Старик внимательно посмотрел на Клюфта и тихо сказал:
– Вы, я тут вижу, тоже очень плохо выглядите. Очень плохо, молодой человек. Тоже не сахар, видать. Что происходит?
– Они не дают мне спать, – словно мальчишка пожаловался Павел.
Ему так хотелось разрыдаться. Но Клюфт сдержался и лишь тяжело вздохнул. Сухая морщинистая рука опустилась на его плечо. Оболенский покачал головой и громко, так, чтобы слышали другие, сказал:
– Это они умеют. Они умеют пытать людей.
И тут же, наклонившись, зашептал Павлу почти в ухо:
– Вас поведут на допрос в ближайший день. Я знаю… я проходил это! Помните: вы не должны ничего подписывать. И главное, сначала вам предложат хорошую пищу. Ну, я думаю, борщ там и котлеты. Нет, еще что-нибудь! Если вы съедите обед – все! Вы не выдержите. Вам так захочется спать, что вы будете готовы на все! На все! И вот в этот момент вам и подсунут протокол! Просто и подсунут! А вы не сможете его даже прочитать! И просто подпишете! Помните, они этого и добиваются! Помните! Вы ели все это время?

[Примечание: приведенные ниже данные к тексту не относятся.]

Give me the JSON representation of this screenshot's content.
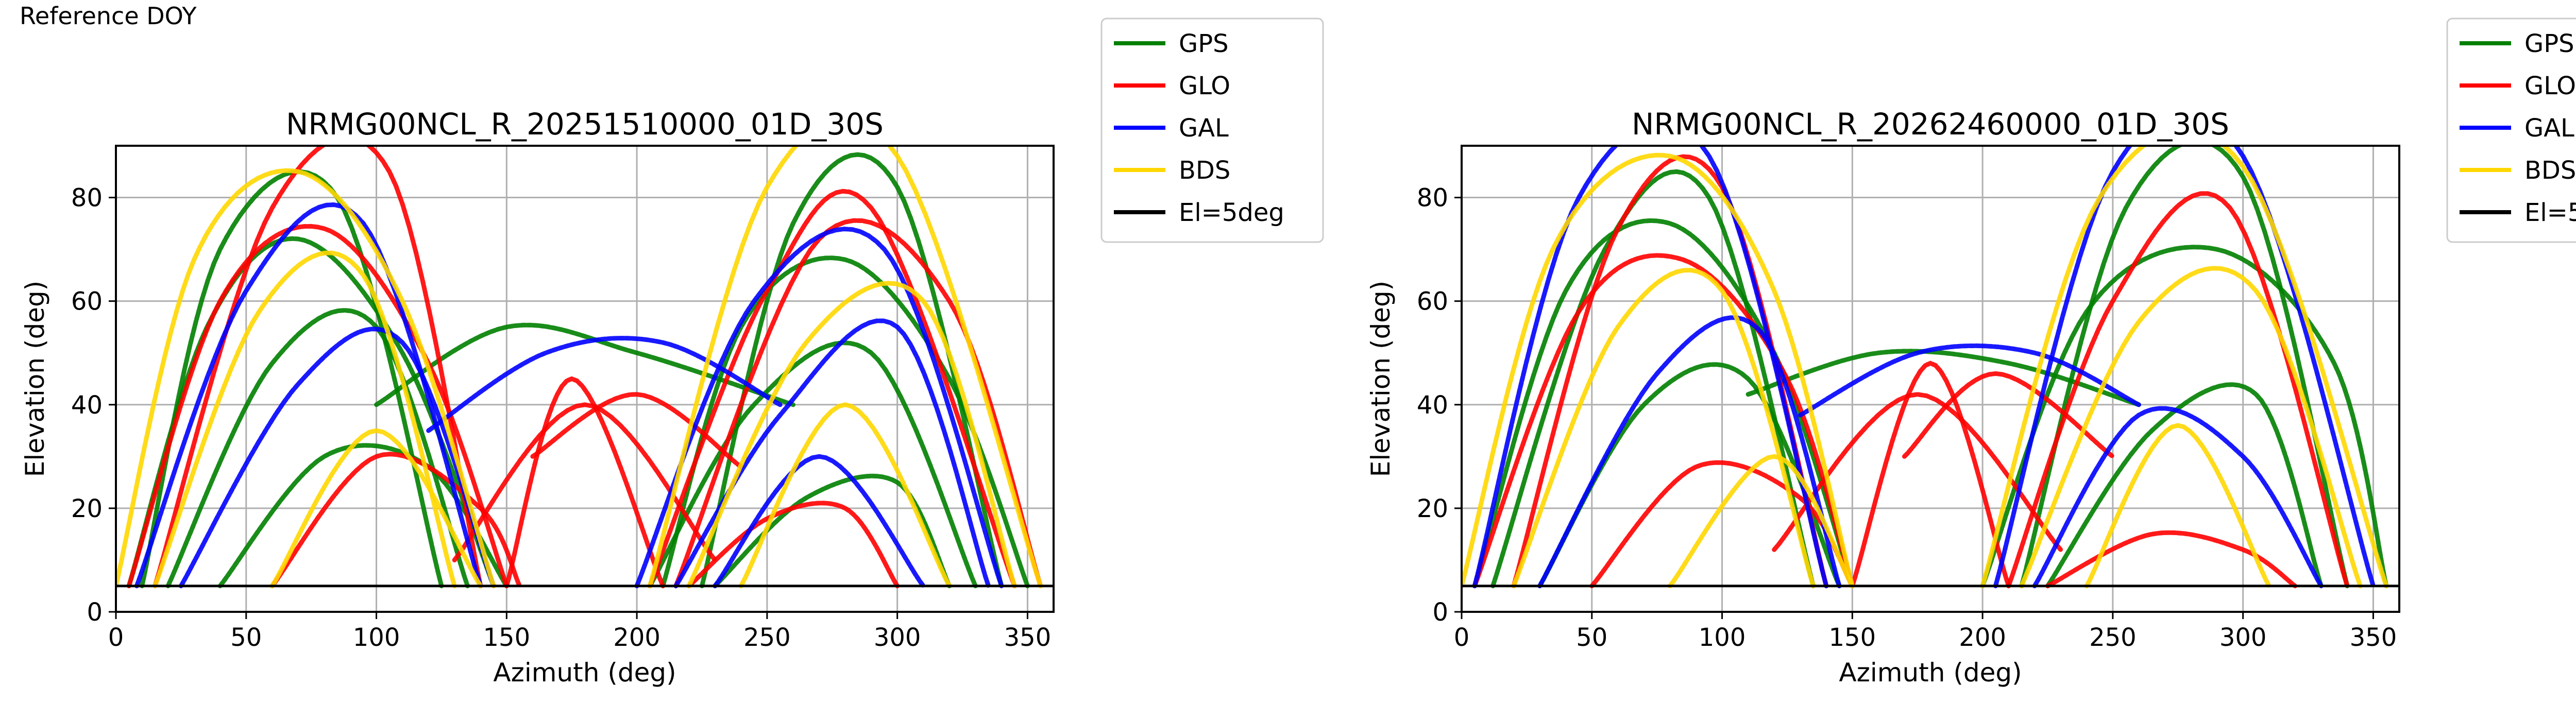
{
  "page": {
    "note": "Reference DOY"
  },
  "legend_entries": [
    {
      "label": "GPS",
      "color": "#008000"
    },
    {
      "label": "GLO",
      "color": "#ff0000"
    },
    {
      "label": "GAL",
      "color": "#0000ff"
    },
    {
      "label": "BDS",
      "color": "#ffd700"
    },
    {
      "label": "El=5deg",
      "color": "#000000"
    }
  ],
  "chart_data": [
    {
      "type": "scatter",
      "title": "NRMG00NCL_R_20251510000_01D_30S",
      "xlabel": "Azimuth (deg)",
      "ylabel": "Elevation (deg)",
      "xlim": [
        0,
        360
      ],
      "ylim": [
        0,
        90
      ],
      "xticks": [
        0,
        50,
        100,
        150,
        200,
        250,
        300,
        350
      ],
      "yticks": [
        0,
        20,
        40,
        60,
        80
      ],
      "grid": true,
      "legend_position": "outside-right-top",
      "elevation_mask": 5,
      "series": [
        {
          "name": "GPS",
          "color": "#008000",
          "arcs": [
            {
              "az": [
                5,
                35,
                70,
                110,
                145
              ],
              "el": [
                5,
                55,
                72,
                50,
                5
              ]
            },
            {
              "az": [
                10,
                40,
                85,
                125
              ],
              "el": [
                5,
                70,
                80,
                5
              ]
            },
            {
              "az": [
                20,
                60,
                100,
                135
              ],
              "el": [
                5,
                48,
                55,
                5
              ]
            },
            {
              "az": [
                40,
                80,
                120,
                150
              ],
              "el": [
                5,
                30,
                28,
                5
              ]
            },
            {
              "az": [
                210,
                240,
                280,
                320,
                350
              ],
              "el": [
                5,
                55,
                68,
                45,
                5
              ]
            },
            {
              "az": [
                225,
                260,
                300,
                340
              ],
              "el": [
                5,
                75,
                82,
                5
              ]
            },
            {
              "az": [
                205,
                245,
                290,
                330
              ],
              "el": [
                5,
                40,
                50,
                5
              ]
            },
            {
              "az": [
                230,
                265,
                300,
                320
              ],
              "el": [
                5,
                22,
                25,
                5
              ]
            },
            {
              "az": [
                100,
                150,
                200,
                260
              ],
              "el": [
                40,
                55,
                50,
                40
              ]
            }
          ]
        },
        {
          "name": "GLO",
          "color": "#ff0000",
          "arcs": [
            {
              "az": [
                5,
                40,
                80,
                120,
                150
              ],
              "el": [
                5,
                60,
                74,
                48,
                5
              ]
            },
            {
              "az": [
                15,
                60,
                105,
                140
              ],
              "el": [
                5,
                78,
                85,
                5
              ]
            },
            {
              "az": [
                60,
                100,
                140,
                155
              ],
              "el": [
                5,
                30,
                20,
                5
              ]
            },
            {
              "az": [
                205,
                250,
                290,
                345
              ],
              "el": [
                5,
                62,
                78,
                5
              ]
            },
            {
              "az": [
                215,
                270,
                320,
                355
              ],
              "el": [
                5,
                72,
                60,
                5
              ]
            },
            {
              "az": [
                220,
                250,
                280,
                300
              ],
              "el": [
                5,
                18,
                20,
                5
              ]
            },
            {
              "az": [
                150,
                175,
                210
              ],
              "el": [
                5,
                45,
                5
              ]
            },
            {
              "az": [
                130,
                180,
                230
              ],
              "el": [
                10,
                40,
                10
              ]
            },
            {
              "az": [
                160,
                200,
                240
              ],
              "el": [
                30,
                42,
                28
              ]
            }
          ]
        },
        {
          "name": "GAL",
          "color": "#0000ff",
          "arcs": [
            {
              "az": [
                8,
                50,
                95,
                140
              ],
              "el": [
                5,
                62,
                75,
                5
              ]
            },
            {
              "az": [
                25,
                70,
                110,
                145
              ],
              "el": [
                5,
                44,
                52,
                5
              ]
            },
            {
              "az": [
                200,
                245,
                295,
                340
              ],
              "el": [
                5,
                60,
                70,
                5
              ]
            },
            {
              "az": [
                215,
                255,
                300,
                335
              ],
              "el": [
                5,
                38,
                55,
                5
              ]
            },
            {
              "az": [
                230,
                270,
                310
              ],
              "el": [
                5,
                30,
                5
              ]
            },
            {
              "az": [
                120,
                165,
                210,
                255
              ],
              "el": [
                35,
                50,
                52,
                40
              ]
            }
          ]
        },
        {
          "name": "BDS",
          "color": "#ffd700",
          "arcs": [
            {
              "az": [
                0,
                30,
                70,
                110,
                145
              ],
              "el": [
                5,
                68,
                85,
                60,
                5
              ]
            },
            {
              "az": [
                15,
                55,
                95,
                130
              ],
              "el": [
                5,
                58,
                65,
                5
              ]
            },
            {
              "az": [
                205,
                250,
                300,
                355
              ],
              "el": [
                5,
                82,
                88,
                5
              ]
            },
            {
              "az": [
                220,
                265,
                310,
                345
              ],
              "el": [
                5,
                52,
                60,
                5
              ]
            },
            {
              "az": [
                60,
                100,
                140
              ],
              "el": [
                5,
                35,
                5
              ]
            },
            {
              "az": [
                240,
                280,
                320
              ],
              "el": [
                5,
                40,
                5
              ]
            }
          ]
        }
      ]
    },
    {
      "type": "scatter",
      "title": "NRMG00NCL_R_20262460000_01D_30S",
      "xlabel": "Azimuth (deg)",
      "ylabel": "Elevation (deg)",
      "xlim": [
        0,
        360
      ],
      "ylim": [
        0,
        90
      ],
      "xticks": [
        0,
        50,
        100,
        150,
        200,
        250,
        300,
        350
      ],
      "yticks": [
        0,
        20,
        40,
        60,
        80
      ],
      "grid": true,
      "legend_position": "outside-right-top",
      "elevation_mask": 5,
      "series": [
        {
          "name": "GPS",
          "color": "#008000",
          "arcs": [
            {
              "az": [
                5,
                40,
                80,
                120,
                150
              ],
              "el": [
                5,
                62,
                75,
                50,
                5
              ]
            },
            {
              "az": [
                12,
                55,
                95,
                135
              ],
              "el": [
                5,
                70,
                80,
                5
              ]
            },
            {
              "az": [
                30,
                70,
                110,
                145
              ],
              "el": [
                5,
                40,
                45,
                5
              ]
            },
            {
              "az": [
                200,
                240,
                290,
                335,
                355
              ],
              "el": [
                5,
                58,
                70,
                48,
                5
              ]
            },
            {
              "az": [
                215,
                255,
                300,
                340
              ],
              "el": [
                5,
                78,
                84,
                5
              ]
            },
            {
              "az": [
                225,
                265,
                305,
                330
              ],
              "el": [
                5,
                35,
                42,
                5
              ]
            },
            {
              "az": [
                110,
                160,
                210,
                260
              ],
              "el": [
                42,
                50,
                48,
                40
              ]
            }
          ]
        },
        {
          "name": "GLO",
          "color": "#ff0000",
          "arcs": [
            {
              "az": [
                5,
                45,
                85,
                125,
                150
              ],
              "el": [
                5,
                58,
                68,
                45,
                5
              ]
            },
            {
              "az": [
                20,
                60,
                100,
                140
              ],
              "el": [
                5,
                74,
                82,
                5
              ]
            },
            {
              "az": [
                50,
                90,
                130,
                150
              ],
              "el": [
                5,
                28,
                22,
                5
              ]
            },
            {
              "az": [
                210,
                250,
                295,
                340
              ],
              "el": [
                5,
                60,
                78,
                5
              ]
            },
            {
              "az": [
                225,
                265,
                300,
                320
              ],
              "el": [
                5,
                15,
                12,
                5
              ]
            },
            {
              "az": [
                150,
                180,
                210
              ],
              "el": [
                5,
                48,
                5
              ]
            },
            {
              "az": [
                120,
                175,
                230
              ],
              "el": [
                12,
                42,
                12
              ]
            },
            {
              "az": [
                170,
                205,
                250
              ],
              "el": [
                30,
                46,
                30
              ]
            }
          ]
        },
        {
          "name": "GAL",
          "color": "#0000ff",
          "arcs": [
            {
              "az": [
                5,
                45,
                95,
                140
              ],
              "el": [
                5,
                80,
                88,
                5
              ]
            },
            {
              "az": [
                30,
                75,
                115,
                145
              ],
              "el": [
                5,
                46,
                54,
                5
              ]
            },
            {
              "az": [
                205,
                250,
                300,
                350
              ],
              "el": [
                5,
                85,
                88,
                5
              ]
            },
            {
              "az": [
                220,
                260,
                300,
                330
              ],
              "el": [
                5,
                38,
                30,
                5
              ]
            },
            {
              "az": [
                130,
                175,
                220,
                260
              ],
              "el": [
                38,
                50,
                50,
                40
              ]
            }
          ]
        },
        {
          "name": "BDS",
          "color": "#ffd700",
          "arcs": [
            {
              "az": [
                0,
                35,
                80,
                120,
                150
              ],
              "el": [
                5,
                70,
                88,
                62,
                5
              ]
            },
            {
              "az": [
                20,
                60,
                100,
                135
              ],
              "el": [
                5,
                55,
                62,
                5
              ]
            },
            {
              "az": [
                200,
                245,
                300,
                355
              ],
              "el": [
                5,
                80,
                86,
                5
              ]
            },
            {
              "az": [
                215,
                260,
                305,
                345
              ],
              "el": [
                5,
                56,
                62,
                5
              ]
            },
            {
              "az": [
                80,
                120,
                150
              ],
              "el": [
                5,
                30,
                5
              ]
            },
            {
              "az": [
                240,
                275,
                310
              ],
              "el": [
                5,
                36,
                5
              ]
            }
          ]
        }
      ]
    }
  ]
}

– Нет, у меня нет аппетита. Мне очень плохо, – обессиленно выговорил Павел.
– И правильно. Пейте воду. Я вам буду отдавать свой чай. Вам будет легче это перенести.
Павел посмотрел на старика. Тот, несмотря на весь драматизм ситуации, весело подмигнул ему.
– А вы? Где были вы? – выдавил из себя Павел.
– Я? Хм, это долгая история. Я вам позже расскажу.
– Хм, а мы вас тут уже похоронили, вот списали, так сказать. Лепиков сказал, что вас отвели в камеру смертников и расстреляли. Вот и все. Мы даже вон ваши вещи поделили между собой. Ложки там, кружки и полотенце. Вот. Извините…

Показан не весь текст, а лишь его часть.